The requirements of a pleading in opposition to a discharge in bankruptcy are applicable in the case which we have before us. These requirements are stated in the following language by Black on Bankruptcy (4th ed.), § 1127, p. 1415:

“Specifications in opposition to the bankrupt’s application for discharge must of course be in writing, . . . there must be adequate statements of issuable facts; mere statements of conclusions of law are not sufficient. . . . And it is an inflexible rule that the allegations of the specifications must be clear, distinct, specific, and circumstantial. General allegations will not suffice; all the essential facts must be particularized. Vague charges will not do; the allegations must be so precise and full as to inform the bankrupt of the exact charge which he is called upon to refute, and to inform the court of the exact issue to be tried. For this reason a specification which merely follows the general language of the statute, without attempting to set forth particular facts, transactions, or details, is not sufficient. . . . It has even been held, in several cases, that the specifications must set forth the facts with the same particularity and exactness that are required in an indictment or a criminal information.”

A more definite statement of the rule is given by the same author in § 1128 as follows:

“A specification in opposition to a bankrupt’s application for discharge, on the ground of his having concealed property from his trustee, is fatally defective if it fails to allege that the offense was committed ‘knowingly and fraudulently,’ these words being included in the statute as a necessary part of the crime or ground for refusing a discharge. Thus, an allegation that he has ‘not offered to surrender all of his property for the benefit of his creditors’ and that he is ‘withholding property from his creditors’ is not sufficient, nor is an allegation that the bankrupt, ‘with a fraudulent intent, has failed to include in his schedules property belonging to him,’ nor a charge that, at the time of filing the petition, he owned and possessed property *916 which he has fraudulently concealed and fraudulently failed to inventory, nor an allegation that he fraudulently disposed of a part of his property and in his petition concealed the fact, and has converted the proceeds of the property to his own use.”

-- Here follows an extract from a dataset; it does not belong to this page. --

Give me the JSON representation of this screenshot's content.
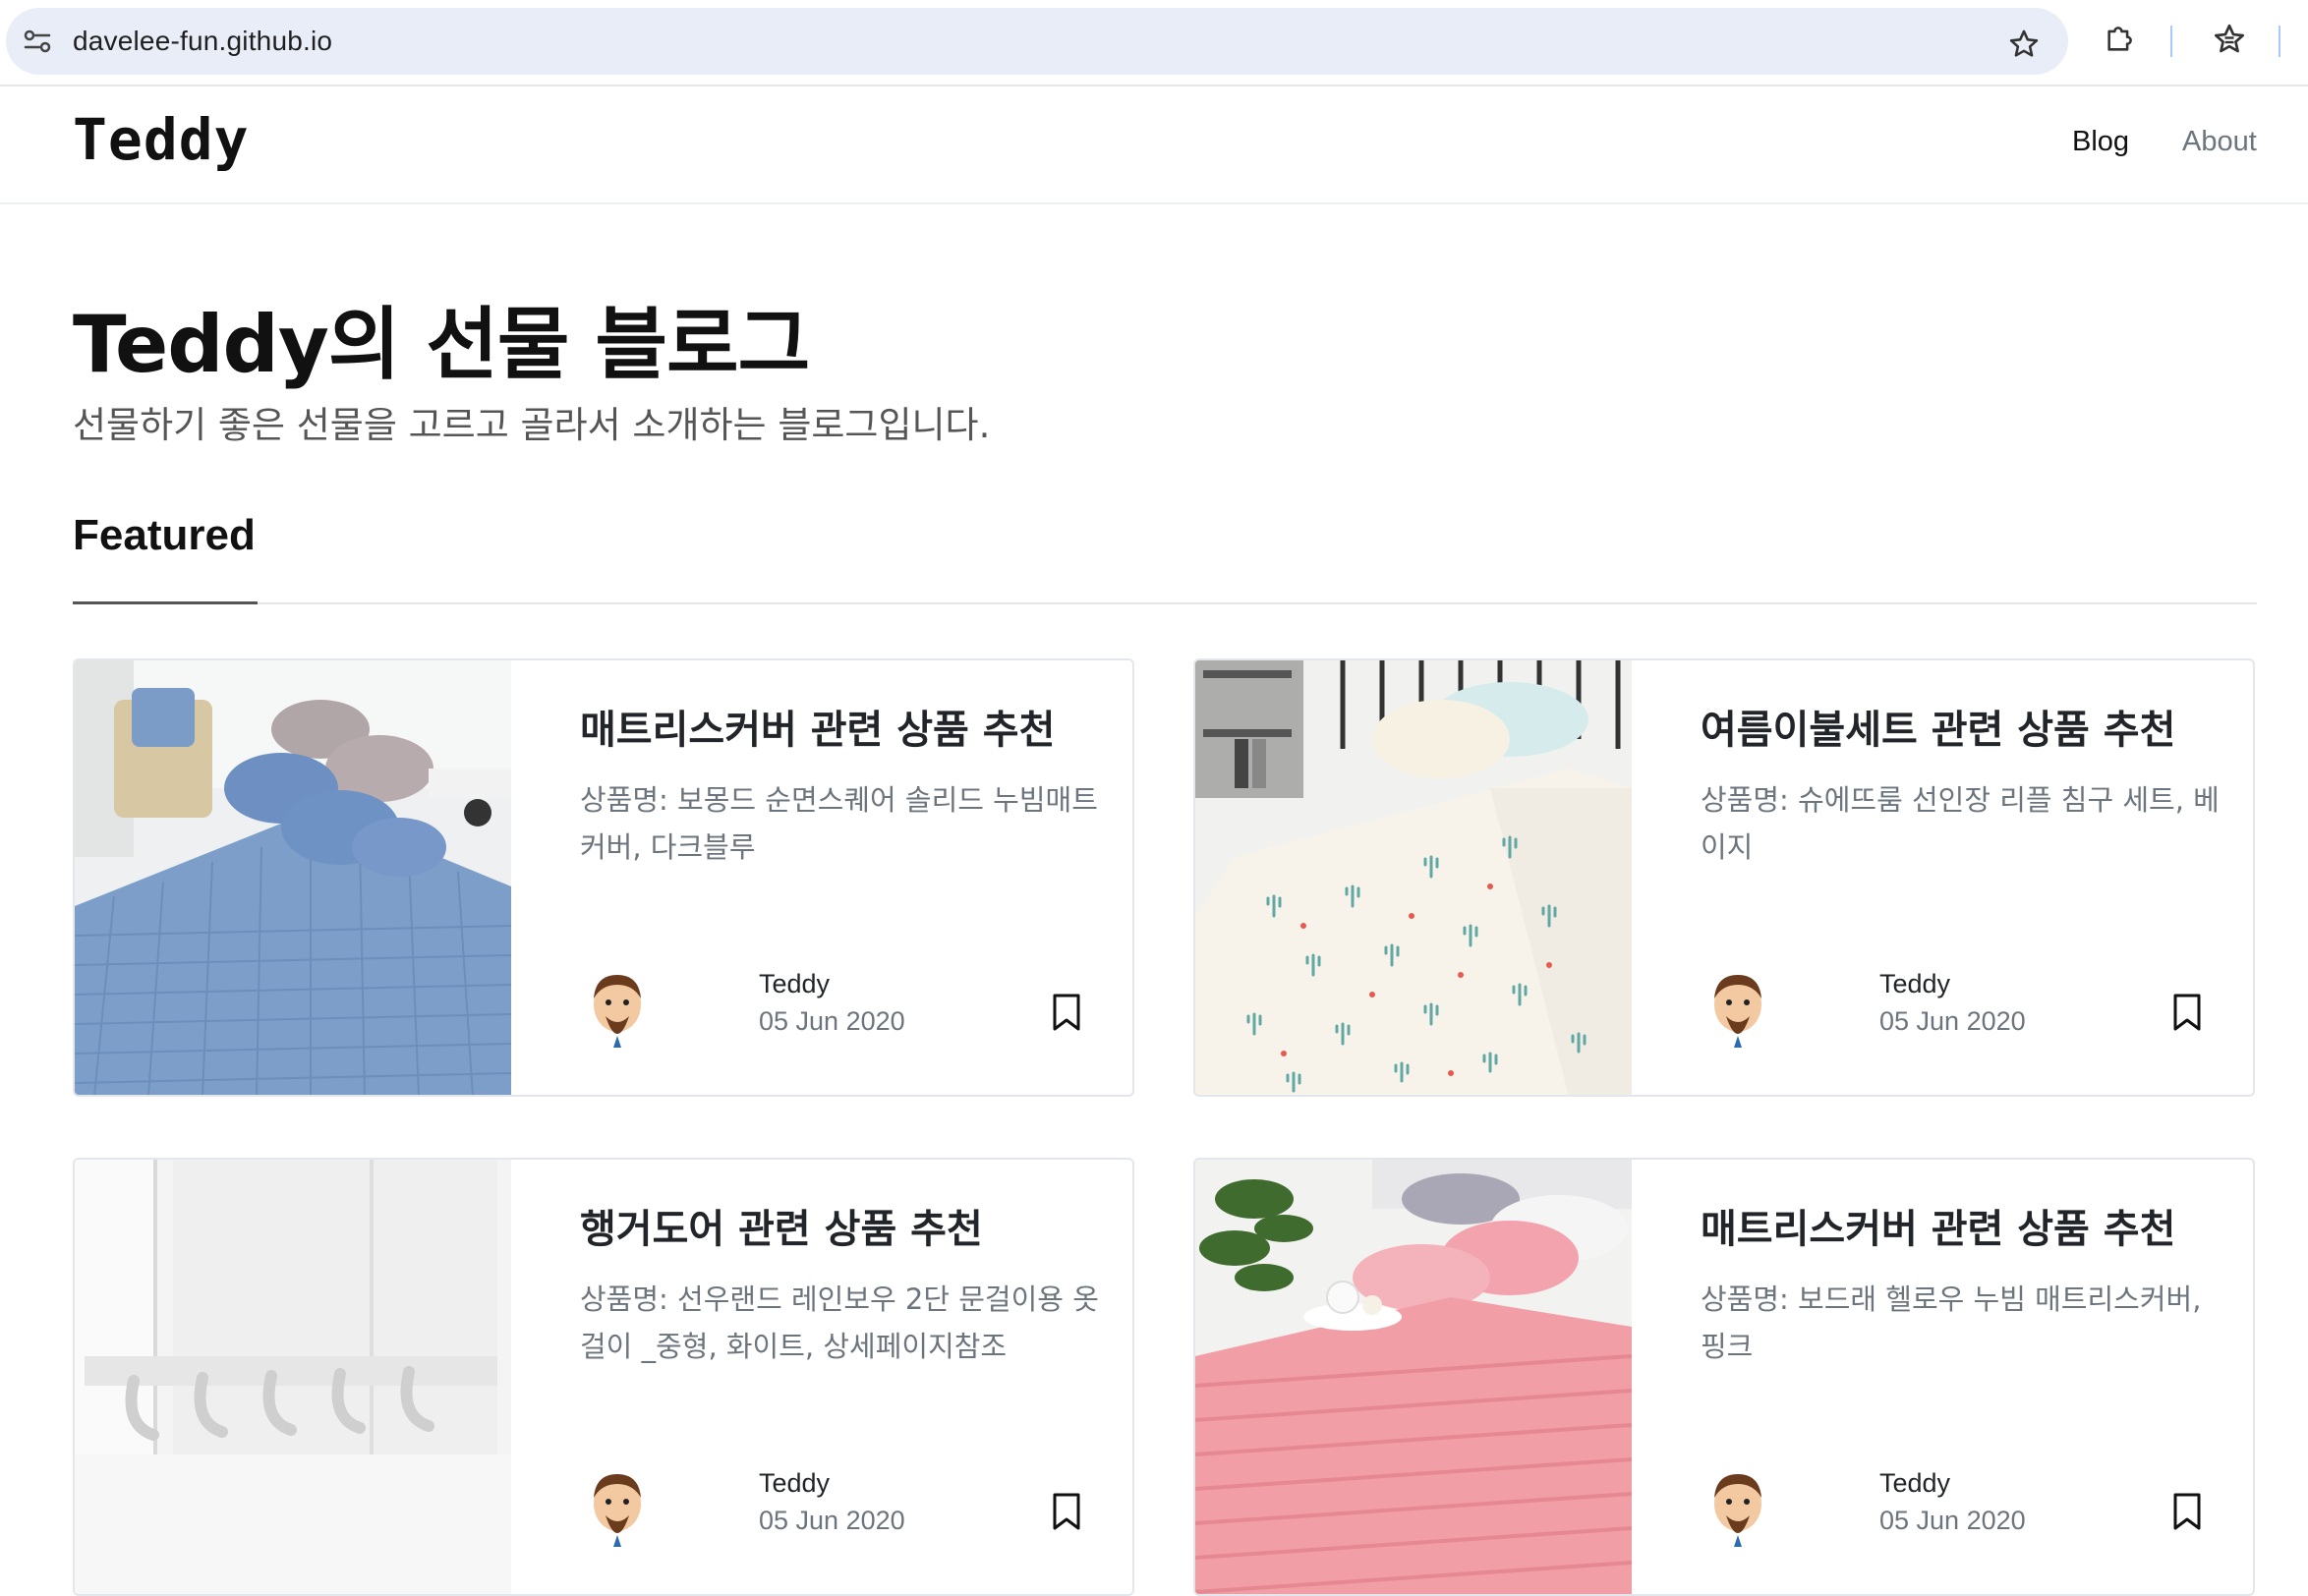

The burden of proof is upon the creditor to show that the debt is excepted from the discharge. 7 Remington on Bankruptcy (5th ed.), § 3535, p. 791; 1 Collier on Bankruptcy (14th ed.), paragraph 17-31, p. 1669. Accord: In re Lusch, 251 Fed. 316, 42 Am. B. R. 246; Guindon v. Brushy, 142 Minn. 86, 170 N. W. 918, 43 Am. B. R. 263; In re Harber, 9 F. (2d) 551, 7 Am. B. R. (N.S.) 50; Davis v. Aetna Acceptance Co., 293 U. S. 328, 79 L. Ed. 393, 55 S. Ct. 151, 26 Am. B. R. (N.S.) 577. See, also, Neal v. Clark, 95 U. S. 704, 24 L. Ed. 586; Hennequin v. Clews, 111 U. S. 676, 28 L. Ed. 565, 4 S. Ct. 576.

“The act is very liberal towards the bankrupt as to his discharge, and strict construction of the terms under which opposition will be sustained is had in favor of the bankrupt’s discharge.” 7 Remington on Bankruptcy (5th ed.), § 3216, p. 452.

Accord: 1 Collier on Bankruptcy (14th ed.), paragraph 14.02, p. 1254.

With these rules before us, we proceed to an examination of the record. The complaint contains the following allegations which were carried into the findings of fact:

“That on or about July 27, 1938, one Elmer H. Stenquist contracted with the plaintiff to furnish plans and to construct a dwelling house and garage for the agreed price of $3800.00, provided that said construction may be financed through the United States Federal Housing Administration. That an application was prepared and filed with the First Savings and Loan Association of Seattle, a Washington corporation, for a Federal Housing Administration loan, but said application was denied.
“That on or about November 2, 1938, at the request of the said Elmer H.